Ia mengangguk berjanji.
Kemana aku akan pergi? Bagaimana dengan Ibu?
Pemuda itu meraih kepalanya, menyatukan kening, menghapus air matanya.
Kalau hari itu kamu datang terlambat, mungkin tidak ada hari ini. Hutangku padamu tak terhitung lagi. Hidupmu yang baik tidak boleh rusak karenaku. Tuhan akan selalu bersamamu, Ram.
Gedoran pintu memporak porandakan lamunannya. Jam weker menunjuk angka tiga dini hari, ia turun dari ranjang sempitnya, menuju pintu depan. Rumi menatapnya panik.
“Bapak hilang!”
“Hah?”
“Hah, apa, ayo cari!
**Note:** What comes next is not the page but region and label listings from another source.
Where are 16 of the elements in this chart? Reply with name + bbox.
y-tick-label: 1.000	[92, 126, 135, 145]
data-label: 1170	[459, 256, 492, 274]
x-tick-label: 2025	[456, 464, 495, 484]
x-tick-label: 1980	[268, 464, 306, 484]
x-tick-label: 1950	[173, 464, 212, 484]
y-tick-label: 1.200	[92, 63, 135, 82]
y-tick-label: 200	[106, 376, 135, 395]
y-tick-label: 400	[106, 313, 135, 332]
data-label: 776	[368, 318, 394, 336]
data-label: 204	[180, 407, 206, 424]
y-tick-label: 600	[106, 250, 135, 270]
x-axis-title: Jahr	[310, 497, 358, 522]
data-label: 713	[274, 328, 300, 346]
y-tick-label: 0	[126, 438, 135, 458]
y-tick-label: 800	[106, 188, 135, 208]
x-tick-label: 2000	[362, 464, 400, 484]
Dia tanggung jawabmu!”
Esha gegas menutup pintu, mengikuti Rumi tergesa. Darmo dan Lena tampak gusar.
“Tadi dia tidur, tahu-tahu nggak ada.” Pekik Lena histeris.
“Pasti ada sesuatu di rumah ini,” Darmo mengedarkan pandangan ke seluruh ruangan mencurigai yang tak kelihatan sebagai tersangka menghilangnya Renald.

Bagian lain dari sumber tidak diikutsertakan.